Лабиринт розы (Харди) - страница 255

— Люси права, это тоже следует учесть,— сказал Алекс.— Но число «тридцать четыре» пронизывает каждый отрывок, буквально каждое слово, и если мы что-то недопоняли, то только по собственному недосмотру. У нас есть Венера и Адонис, а также Ариадна и месяц май, который заключает в себе некий смысл. И в любую из наших загадок вплетена роза. Самая первая страница — вернее, копия, обновляемая из поколения в поколение,— дает ответ: «Уильям Шекспир». А розу, по моему мнению, следует понимать как омофон к латинскому ros или роса,— непременный компонент в алхимических опытах. В записях Уилла под монадой Джона Ди я увидел цитату: «Да даст тебе Бог от росы небесной и от тука земли»[124]. Ди всегда проявлял живейший интерес к алхимии.

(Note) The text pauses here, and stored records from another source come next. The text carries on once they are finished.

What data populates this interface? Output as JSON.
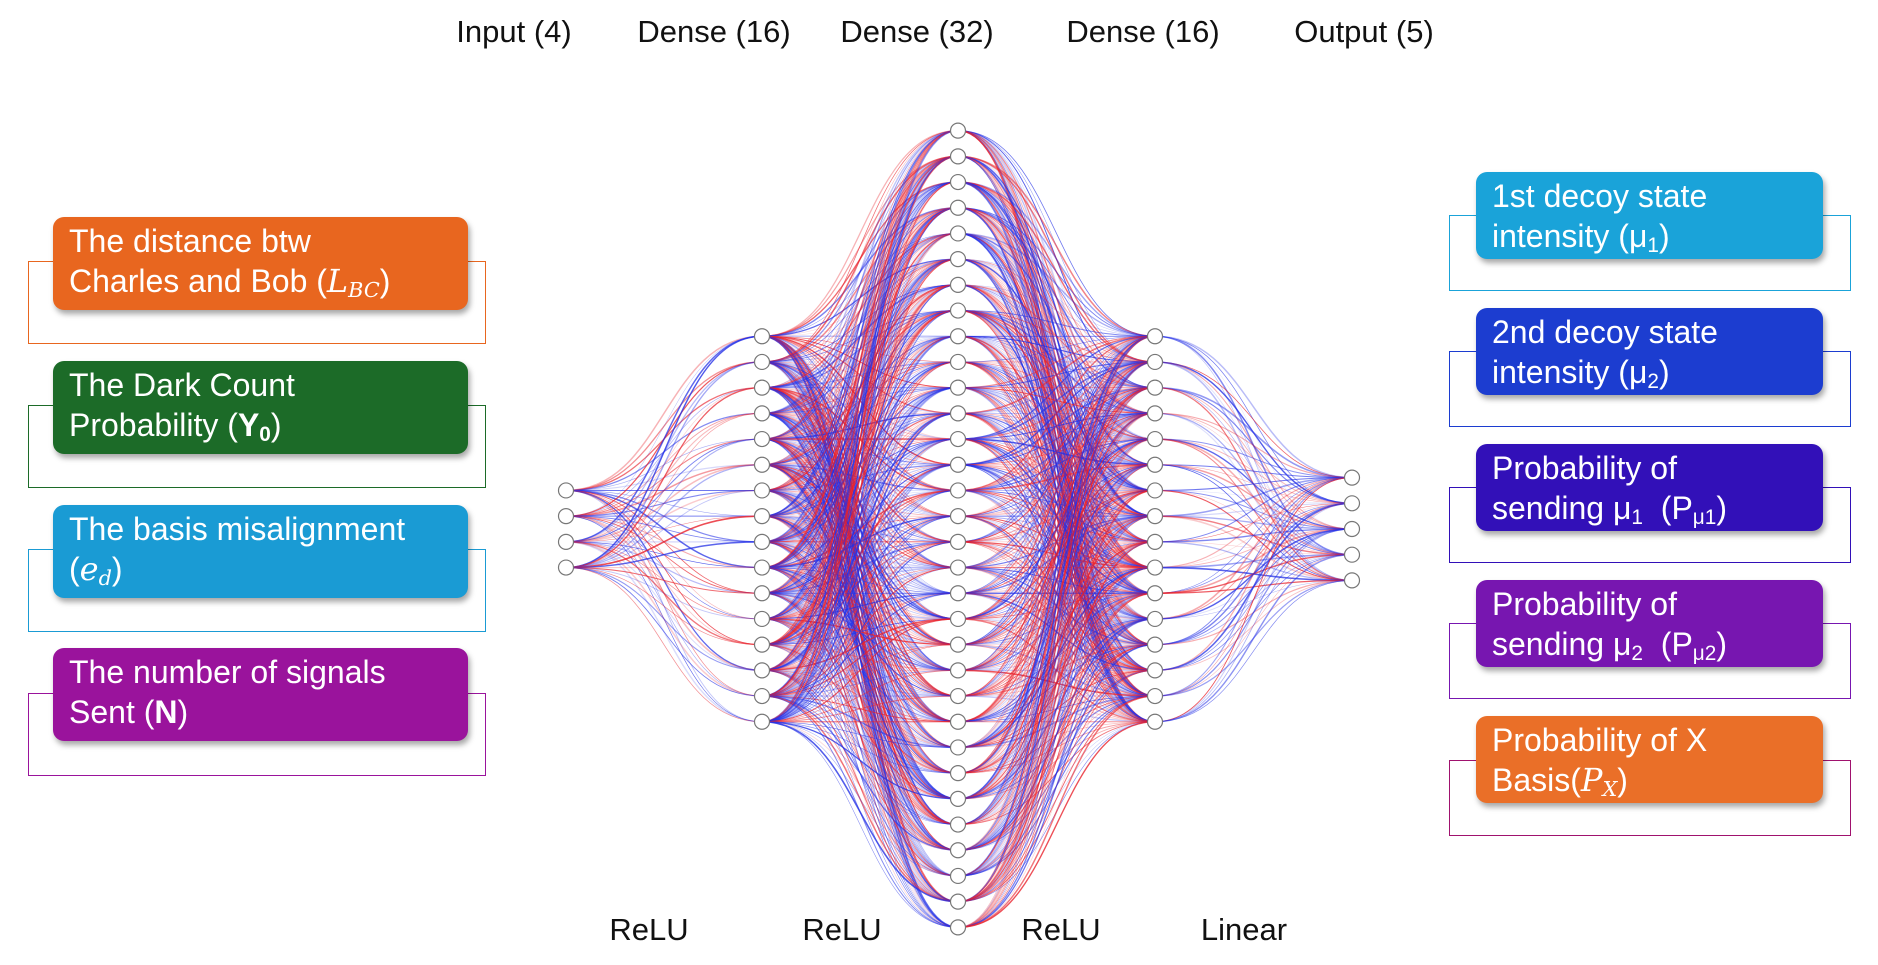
{
  "layers": [
    {
      "title": "Input (4)",
      "units": 4
    },
    {
      "title": "Dense (16)",
      "units": 16
    },
    {
      "title": "Dense (32)",
      "units": 32
    },
    {
      "title": "Dense (16)",
      "units": 16
    },
    {
      "title": "Output (5)",
      "units": 5
    }
  ],
  "activations": [
    "ReLU",
    "ReLU",
    "ReLU",
    "Linear"
  ],
  "connection_colors": [
    "#e8202a",
    "#2430e6"
  ],
  "inputs": [
    {
      "line1": "The distance btw",
      "line2_prefix": "Charles and Bob (",
      "symbol": "L",
      "sub": "BC",
      "line2_suffix": ")",
      "color": "#e8661f",
      "border": "#e8661f"
    },
    {
      "line1": "The Dark Count",
      "line2_prefix": "Probability (",
      "symbol": "Y",
      "sub": "0",
      "line2_suffix": ")",
      "color": "#1c6b28",
      "border": "#1c6b28"
    },
    {
      "line1": "The basis misalignment",
      "line2_prefix": "(",
      "symbol": "e",
      "sub": "d",
      "line2_suffix": ")",
      "color": "#1a9bd4",
      "border": "#1a9bd4"
    },
    {
      "line1": "The number of signals",
      "line2_prefix": "Sent (",
      "symbol": "N",
      "sub": "",
      "line2_suffix": ")",
      "color": "#9a139c",
      "border": "#9a139c"
    }
  ],
  "outputs": [
    {
      "line1": "1st decoy state",
      "line2_prefix": "intensity (μ",
      "sub": "1",
      "line2_suffix": ")",
      "color": "#1aa3d9",
      "border": "#1aa3d9"
    },
    {
      "line1": "2nd decoy state",
      "line2_prefix": "intensity (μ",
      "sub": "2",
      "line2_suffix": ")",
      "color": "#1c3dd0",
      "border": "#1c3dd0"
    },
    {
      "line1": "Probability of",
      "line2_prefix": "sending μ",
      "sub": "1",
      "line2_mid": "  (P",
      "sub2": "μ1",
      "line2_suffix": ")",
      "color": "#3210b8",
      "border": "#3210b8"
    },
    {
      "line1": "Probability of",
      "line2_prefix": "sending μ",
      "sub": "2",
      "line2_mid": "  (P",
      "sub2": "μ2",
      "line2_suffix": ")",
      "color": "#7716b0",
      "border": "#7716b0"
    },
    {
      "line1": "Probability of X",
      "line2_prefix": "Basis(",
      "symbol": "P",
      "sub": "X",
      "line2_suffix": ")",
      "color": "#ea6f28",
      "border": "#a0126e"
    }
  ]
}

— Однако,— Генри отложил в сторону страницу, которую до этого читал,— мне кажется, что розы всегда воспринимались как символ женской красоты и непорочности. Но их форма, когда они начинают распускаться, навевает мысли о прелестях и плодородной силе прекрасного пола. В моем представлении розы олицетворяют некий оптимистичный, позитивный образ, связанный со всем женским. На этой неделе я кое-что почитывал о королеве Елизавете — тоже Деве, между прочим,— и вспомнил, что придворные эрудиты и люди из окружения Ди называли ее Астреей — богиней правосудия из золотого века, когда боги и само небо пребывали на земле. Может статься — и хорошо бы, если бы сталось,— что Ди ожидал скорого наступления нового золотого века, уже во времена Елизаветина преемника.

Генри посмотрел прямо в глаза сыну, и тот понял, что эти слова сказаны нарочно для него, но разговор был прерван телефонным звонком на мобильник Алекса. Он отошел и вернулся чем-то крайне озабоченный. Люси каким-то непостижимым образом догадалась, что звонил Кэлвин и что Алекс не собирается никому об этом говорить,— может, по той простой причине, что никто не питал симпатии к его кузену?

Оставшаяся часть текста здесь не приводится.